The award is made on the night by a jury of five (Tamara Rojo, Darcey Bussell, Luke Jennings, Tommy Franzén and Jude Kelly), but an additional prize is the result of audience votes over the previous season. In 2012 the jury and the public concurred, but this year’s People’s Choice recognized the qualities of Summerscales, whose wit and intelligence and swan-like ability to reveal beauty without any apparent effort are the mark of a great artist. For her solo, she danced the Calliope Rag from Sir Kenneth MacMillan’s Élite Syncopations; she could have brought out a more unctuously flirtatious quality, but her musicality and sense of fun were evident. My heart went out to McWhinney, whose ethereal tenderness in Giselle — she will save many a young man from an early death and will make them all eternally repentant — and her lovely line and poise in Victor Gsovsky’s Grand Pas Classique are a joy to watch.

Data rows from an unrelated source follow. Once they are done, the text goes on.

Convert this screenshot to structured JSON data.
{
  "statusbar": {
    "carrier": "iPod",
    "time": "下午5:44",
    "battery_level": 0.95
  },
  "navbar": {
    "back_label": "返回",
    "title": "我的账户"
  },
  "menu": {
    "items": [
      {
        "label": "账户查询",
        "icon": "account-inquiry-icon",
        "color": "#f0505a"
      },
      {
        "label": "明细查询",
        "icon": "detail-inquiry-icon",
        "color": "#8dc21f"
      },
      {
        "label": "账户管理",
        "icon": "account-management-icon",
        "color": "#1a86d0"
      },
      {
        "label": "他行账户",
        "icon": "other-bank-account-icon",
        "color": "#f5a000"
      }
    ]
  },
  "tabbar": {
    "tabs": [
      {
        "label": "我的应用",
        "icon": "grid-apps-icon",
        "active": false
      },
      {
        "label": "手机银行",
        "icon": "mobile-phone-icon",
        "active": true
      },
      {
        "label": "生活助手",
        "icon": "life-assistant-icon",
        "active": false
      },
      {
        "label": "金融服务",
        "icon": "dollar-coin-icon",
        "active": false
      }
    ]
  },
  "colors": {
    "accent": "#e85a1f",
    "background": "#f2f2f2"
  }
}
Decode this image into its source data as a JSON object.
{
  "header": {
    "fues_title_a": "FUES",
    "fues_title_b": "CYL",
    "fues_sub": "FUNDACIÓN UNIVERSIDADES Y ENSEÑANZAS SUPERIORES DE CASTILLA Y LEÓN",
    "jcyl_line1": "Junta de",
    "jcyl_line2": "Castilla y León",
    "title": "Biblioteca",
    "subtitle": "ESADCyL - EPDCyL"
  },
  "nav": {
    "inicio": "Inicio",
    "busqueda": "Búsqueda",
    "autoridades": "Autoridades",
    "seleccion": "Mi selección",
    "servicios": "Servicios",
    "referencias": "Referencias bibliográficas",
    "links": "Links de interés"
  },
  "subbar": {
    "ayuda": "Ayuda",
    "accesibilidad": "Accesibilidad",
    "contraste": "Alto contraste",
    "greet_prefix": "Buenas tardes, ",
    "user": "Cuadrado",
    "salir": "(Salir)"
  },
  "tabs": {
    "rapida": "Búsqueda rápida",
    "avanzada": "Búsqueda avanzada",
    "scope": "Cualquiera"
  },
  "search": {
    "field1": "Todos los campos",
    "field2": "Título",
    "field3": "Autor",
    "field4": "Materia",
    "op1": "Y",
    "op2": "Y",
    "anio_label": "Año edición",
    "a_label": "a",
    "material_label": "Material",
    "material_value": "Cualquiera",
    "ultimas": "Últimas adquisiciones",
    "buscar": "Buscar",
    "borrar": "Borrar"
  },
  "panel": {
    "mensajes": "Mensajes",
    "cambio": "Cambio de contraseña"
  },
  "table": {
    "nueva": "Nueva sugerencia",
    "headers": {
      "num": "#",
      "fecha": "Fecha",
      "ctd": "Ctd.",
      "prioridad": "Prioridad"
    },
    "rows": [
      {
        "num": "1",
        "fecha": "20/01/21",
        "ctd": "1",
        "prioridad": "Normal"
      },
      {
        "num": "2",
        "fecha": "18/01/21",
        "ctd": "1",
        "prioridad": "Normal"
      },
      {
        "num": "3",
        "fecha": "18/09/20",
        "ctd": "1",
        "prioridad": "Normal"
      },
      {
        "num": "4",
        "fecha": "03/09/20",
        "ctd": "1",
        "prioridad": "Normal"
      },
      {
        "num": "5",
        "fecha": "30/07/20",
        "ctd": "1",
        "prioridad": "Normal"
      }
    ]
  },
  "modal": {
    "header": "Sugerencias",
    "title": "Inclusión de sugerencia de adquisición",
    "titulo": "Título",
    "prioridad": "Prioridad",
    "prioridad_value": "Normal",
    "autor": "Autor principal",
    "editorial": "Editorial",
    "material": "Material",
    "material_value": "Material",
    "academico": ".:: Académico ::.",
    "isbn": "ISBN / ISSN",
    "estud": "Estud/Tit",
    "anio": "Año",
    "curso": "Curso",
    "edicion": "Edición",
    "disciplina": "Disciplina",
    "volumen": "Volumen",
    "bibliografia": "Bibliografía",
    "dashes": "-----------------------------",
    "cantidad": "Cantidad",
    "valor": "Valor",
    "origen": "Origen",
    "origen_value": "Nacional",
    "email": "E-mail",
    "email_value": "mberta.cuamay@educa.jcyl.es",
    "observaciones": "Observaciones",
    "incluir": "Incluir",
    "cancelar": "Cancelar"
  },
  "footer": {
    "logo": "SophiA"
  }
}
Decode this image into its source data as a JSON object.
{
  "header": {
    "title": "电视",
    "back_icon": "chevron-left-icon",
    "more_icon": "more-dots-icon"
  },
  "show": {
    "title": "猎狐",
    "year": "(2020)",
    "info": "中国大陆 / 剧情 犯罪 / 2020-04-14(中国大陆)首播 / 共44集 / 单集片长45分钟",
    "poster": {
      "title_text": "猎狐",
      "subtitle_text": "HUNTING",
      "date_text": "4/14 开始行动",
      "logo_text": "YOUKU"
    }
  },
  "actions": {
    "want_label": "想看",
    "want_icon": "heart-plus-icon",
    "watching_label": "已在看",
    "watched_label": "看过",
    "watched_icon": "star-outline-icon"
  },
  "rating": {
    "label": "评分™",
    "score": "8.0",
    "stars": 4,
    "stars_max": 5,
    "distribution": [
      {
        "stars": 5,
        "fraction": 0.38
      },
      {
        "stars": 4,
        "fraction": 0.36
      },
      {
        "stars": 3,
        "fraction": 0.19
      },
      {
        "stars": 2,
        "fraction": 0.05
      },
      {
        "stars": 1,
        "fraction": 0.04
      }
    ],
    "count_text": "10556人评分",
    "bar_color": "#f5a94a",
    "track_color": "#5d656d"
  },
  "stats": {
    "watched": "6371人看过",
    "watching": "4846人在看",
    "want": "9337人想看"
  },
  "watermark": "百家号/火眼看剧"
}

It is fitting in the year Tamara Rojo becomes artistic director that the women feature so strongly in this competition. In a sense they have already emerged, showing a mature self-awareness in their choice of solo to complement their pas de deux. The men are not quite so astute: Saruhashi and Nathan Young choose solos that challenge their technical skills but that do little to enhance their stage presence, while Guilherme Menezes, whose enthusiasm and innocence draw us naturally into his confidence, has the right idea — a loose, clown-like solo by Nicky Ellis to contrast with the Black Swan pas de deux — but the choreography is not well enough developed to fully reveal his energies and qualities. Saruhashi has prodigious technical ability but wears his emotions close to the skin, giving an impeccable if somewhat inscrutable rendering of Don Quixote and unwinding only slightly in the all-too-brief Patrice Bart solo, Verdiana. Nathan Young gives full play to his romantic spirit and partnering ability in Giselle, but his style in Bournonville’s Napoli variation is too muscular to bring out the Danish charm and buoyancy.

It is worth noting that Osbaldeston and Summerscales were finalists in 2011 and 2012 respectively; it will be interesting to see which of this year’s three men will emerge in 2014.